Nachfolgend ein Beitrag vom 8.6.2018 von Keller, jurisPR-ITR 11/2018 Anm. 4
Orientierungssätze zur Anmerkung
1. Die einem Beschlagnahmeverbot (§§ 97, 148 StPO) unterfallenden Unterlagen erfordern einen unmittelbaren Bezug zu einem Verteidigungsverhältnis
2. Ein Verteidigungsverhältnis setzt voraus, dass der Beschuldigte und der von ihm beauftragte Rechtsanwalt Kenntnis von einem Strafverfahren haben oder sie sich zumindest auf ein von ihnen befürchtetes Ermittlungsverfahren vorbereiten.
A. Problemstellung
§ 97 Abs. 1 Nr. 1 bis 3 StPO (i.V.m. § 53 Abs. 1 Nr. 1 bis 3b StPO) entzieht der Beschlagnahme insbesondere schriftliche Mitteilungen zwischen Beschuldigten und Berufsgeheimnisträgern sowie Schriftstücke, auf die sich das Zeugnisverweigerungsrecht der Berufsgeheimnisträger erstreckt. Ratio ist der Schutz des Zeugnisverweigerungsrechts nach den § 53, 53a StPO, dessen Umgehung verhindert werden soll (BGH, Urt. v. 27.03.2009 – 2 StR 302/08 – NJW 2009, 2690).

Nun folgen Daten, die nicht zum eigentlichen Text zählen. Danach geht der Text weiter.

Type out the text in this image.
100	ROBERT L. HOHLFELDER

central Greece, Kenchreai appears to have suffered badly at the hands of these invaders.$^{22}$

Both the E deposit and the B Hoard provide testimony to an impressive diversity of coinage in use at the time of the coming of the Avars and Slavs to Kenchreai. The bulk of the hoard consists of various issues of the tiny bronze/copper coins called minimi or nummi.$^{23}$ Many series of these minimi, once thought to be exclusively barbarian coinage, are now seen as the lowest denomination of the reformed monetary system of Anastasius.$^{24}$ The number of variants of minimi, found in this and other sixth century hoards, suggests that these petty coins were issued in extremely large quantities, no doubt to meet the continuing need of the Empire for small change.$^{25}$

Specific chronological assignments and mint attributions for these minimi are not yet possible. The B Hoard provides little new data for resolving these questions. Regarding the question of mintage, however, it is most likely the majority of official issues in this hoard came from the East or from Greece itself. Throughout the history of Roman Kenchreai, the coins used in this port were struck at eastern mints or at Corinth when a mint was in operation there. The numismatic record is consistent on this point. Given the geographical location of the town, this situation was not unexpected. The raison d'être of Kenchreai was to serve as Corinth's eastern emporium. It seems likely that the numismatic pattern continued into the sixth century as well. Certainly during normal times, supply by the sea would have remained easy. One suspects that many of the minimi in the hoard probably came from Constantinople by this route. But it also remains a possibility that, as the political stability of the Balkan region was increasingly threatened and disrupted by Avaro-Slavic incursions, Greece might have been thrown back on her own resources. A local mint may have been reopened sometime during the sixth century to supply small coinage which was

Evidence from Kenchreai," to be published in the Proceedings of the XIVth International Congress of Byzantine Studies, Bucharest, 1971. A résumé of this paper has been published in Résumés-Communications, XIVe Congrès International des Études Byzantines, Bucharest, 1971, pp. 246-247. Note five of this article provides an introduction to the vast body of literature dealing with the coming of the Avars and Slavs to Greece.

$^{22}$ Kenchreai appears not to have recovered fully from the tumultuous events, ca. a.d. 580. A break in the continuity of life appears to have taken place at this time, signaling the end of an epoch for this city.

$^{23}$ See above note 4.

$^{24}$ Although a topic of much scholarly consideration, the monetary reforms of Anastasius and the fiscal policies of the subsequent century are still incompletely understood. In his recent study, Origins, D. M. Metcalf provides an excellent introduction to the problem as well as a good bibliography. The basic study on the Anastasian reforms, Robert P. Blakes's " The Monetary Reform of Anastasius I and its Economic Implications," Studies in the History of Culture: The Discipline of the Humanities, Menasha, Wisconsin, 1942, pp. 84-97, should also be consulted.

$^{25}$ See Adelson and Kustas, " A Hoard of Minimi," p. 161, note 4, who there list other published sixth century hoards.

Die §§ 97 Abs. 1 Nr. 1, 148 StPO regeln den Beschlagnahmeschutz von „Verteidigungsunterlagen“. Das Beschlagnahmeverbot setzt aber voraus, dass es sich tatsächlich um Verteidigungsunterlagen handelt (LG Tübingen, Beschl. v. 14.02.2007 – 1 KLs 42 Js 13000/06 – NStZ 2008, 653). Die Unterlagen müssen zumindest einen Verteidigungsbezug aufweisen, um als Verteidigungsunterlagen gelten zu können (Mehle/Mehle, NJW 2011, 1639). Umstritten ist gleichwohl, ob der (Beschlagnahme-)Schutz erst nach Einleitung eines Ermittlungsverfahrens und Begründung eines Verteidigungsmandatsverhältnisses einsetzt.
B. Inhalt und Gegenstand der Entscheidung
Der Beschuldigte stand im Verdacht eine Straftat gemäß § 17 UWG (Verrat von Geschäfts- und Betriebsgeheimnissen) begangen zu haben. Hiernach wird mit Freiheitsstrafe bis zu drei Jahren oder mit Geldstrafe bestraft, wer als eine bei einem Unternehmen beschäftigte Person ein Geschäfts- oder Betriebsgeheimnis, das ihr im Rahmen des Dienstverhältnisses anvertraut worden oder zugänglich geworden ist, während der Geltungsdauer des Dienstverhältnisses unbefugt an jemand zu Zwecken des Wettbewerbs, aus Eigennutz, zugunsten eines Dritten oder in der Absicht, dem Inhaber des Unternehmens Schaden zuzufügen, mitteilt. Grundlage war der Verdacht, dass der Beschuldigte kurz vor Beendigung seiner Tätigkeit für die Firma E. GmbH unbefugt den Quellcode einer von dieser Firma vertriebenen Software kopierte und diese Kopie mitnahm. Auf Basis dieses Quellcodes soll der Beschuldigte dann Updates der Software entwickelt haben, die er gegen Entgelt auf Computern diverser Kunden der Firma E. GmbH installiert haben soll.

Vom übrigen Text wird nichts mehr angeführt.